By then he had trekked from Springer Mountain in Georgia to the midway point at Harpers Ferry, W.Va. He had gotten off there, driven to trail's end in Maine and started back south. His wife, Leisa, and their six home-schooled children had followed from campground to campground in an aging motorhome.

He thought the call might be from his older brother, Barry, who had promised to join him on the trail. Instead, it was Leisa telling him his troubled brother hanged himself in a public park in Atlanta.

He quit the trail to attend the funeral and hasn't returned.

Now trying to comfort his parents, J.T. and Connie Rogers, back home in Milledgeville, Ga., Rogers fondly reflects on his AT experience.

He helped find two dayhikers lost in the Shenandoah National Park in Virginia, made friends in the tightknit hiking community and occasionally others helped him.

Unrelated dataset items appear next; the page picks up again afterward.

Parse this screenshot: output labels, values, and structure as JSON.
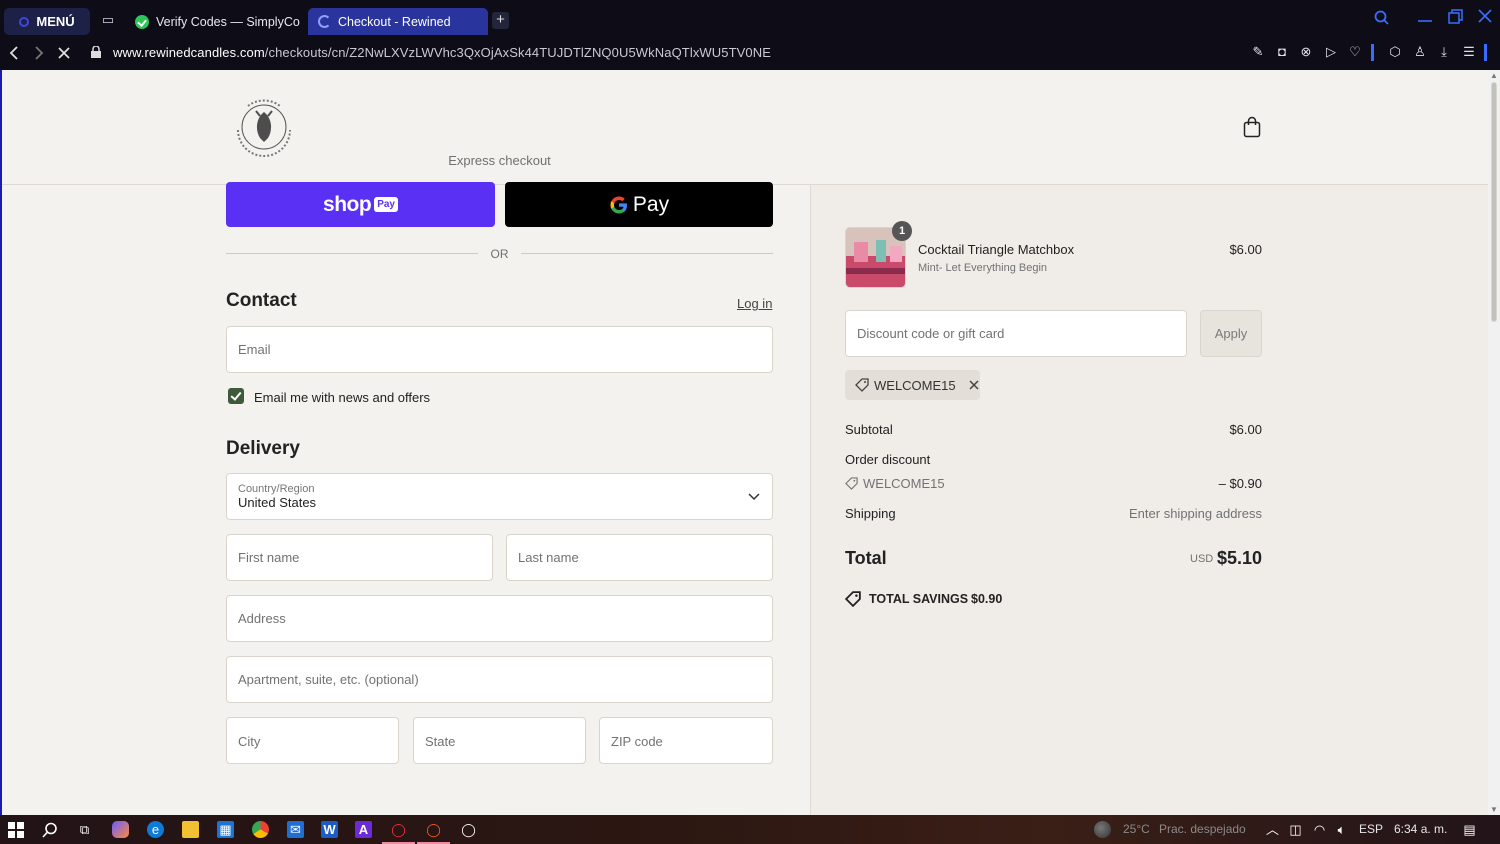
{
  "browser": {
    "menu_label": "MENÚ",
    "tabs": [
      {
        "title": "Verify Codes — SimplyCo",
        "active": false
      },
      {
        "title": "Checkout - Rewined",
        "active": true
      }
    ],
    "new_tab": "+",
    "url_host": "www.rewinedcandles.com",
    "url_path": "/checkouts/cn/Z2NwLXVzLWVhc3QxOjAxSk44TUJDTlZNQ0U5WkNaQTlxWU5TV0NE"
  },
  "checkout": {
    "express_checkout": "Express checkout",
    "shop_pay": {
      "shop": "shop",
      "pay": "Pay"
    },
    "gpay": {
      "g": "G",
      "pay": "Pay"
    },
    "or": "OR",
    "contact": {
      "heading": "Contact",
      "login": "Log in",
      "email_placeholder": "Email",
      "newsletter_label": "Email me with news and offers",
      "newsletter_checked": true
    },
    "delivery": {
      "heading": "Delivery",
      "country_label": "Country/Region",
      "country_value": "United States",
      "first_name": "First name",
      "last_name": "Last name",
      "address": "Address",
      "apartment": "Apartment, suite, etc. (optional)",
      "city": "City",
      "state": "State",
      "zip": "ZIP code"
    }
  },
  "summary": {
    "item": {
      "name": "Cocktail Triangle Matchbox",
      "variant": "Mint- Let Everything Begin",
      "price": "$6.00",
      "quantity": "1"
    },
    "discount_placeholder": "Discount code or gift card",
    "apply": "Apply",
    "applied_code": "WELCOME15",
    "subtotal_label": "Subtotal",
    "subtotal_value": "$6.00",
    "order_discount_label": "Order discount",
    "order_discount_code": "WELCOME15",
    "order_discount_value": "– $0.90",
    "shipping_label": "Shipping",
    "shipping_value": "Enter shipping address",
    "total_label": "Total",
    "total_currency": "USD",
    "total_value": "$5.10",
    "savings_label": "TOTAL SAVINGS",
    "savings_value": "$0.90"
  },
  "taskbar": {
    "weather": "25°C",
    "weather_desc": "Prac. despejado",
    "language": "ESP",
    "time": "6:34 a. m."
  },
  "colors": {
    "shop_pay": "#5a31f4",
    "checkbox": "#3f5a3b",
    "active_tab": "#29349c"
  }
}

But Mount Katadhin proved his Waterloo.

Walking alone and suffering from a deep bone bruise that forced him to use crutches, Rogers reached the summit after a 10-hour climb and realized he couldn't make it down. Eventually, a helicopter from the 112th Medical Company of the Maine National Guard flew him out.

Yet even that experience wasn't all bad.

"The rangers were great. I was just apologizing up one side and down the other. But these young rangers were just really excited to be able to help me. The first question out of their mouths wasn't how are you or do you need anything. They said, 'How the hell did you get up here?'

"Well, the same way you did, it just took me a lot longer," Rogers said, laughing.

The Katadhin climb "forced me to recognize the fact that I am not like other hikers. I have limitations that I have to accept," he said.

But that's OK, too. As he writes in the last entry in his Web journal, "I went out there, gave it my all, and had fun in the process."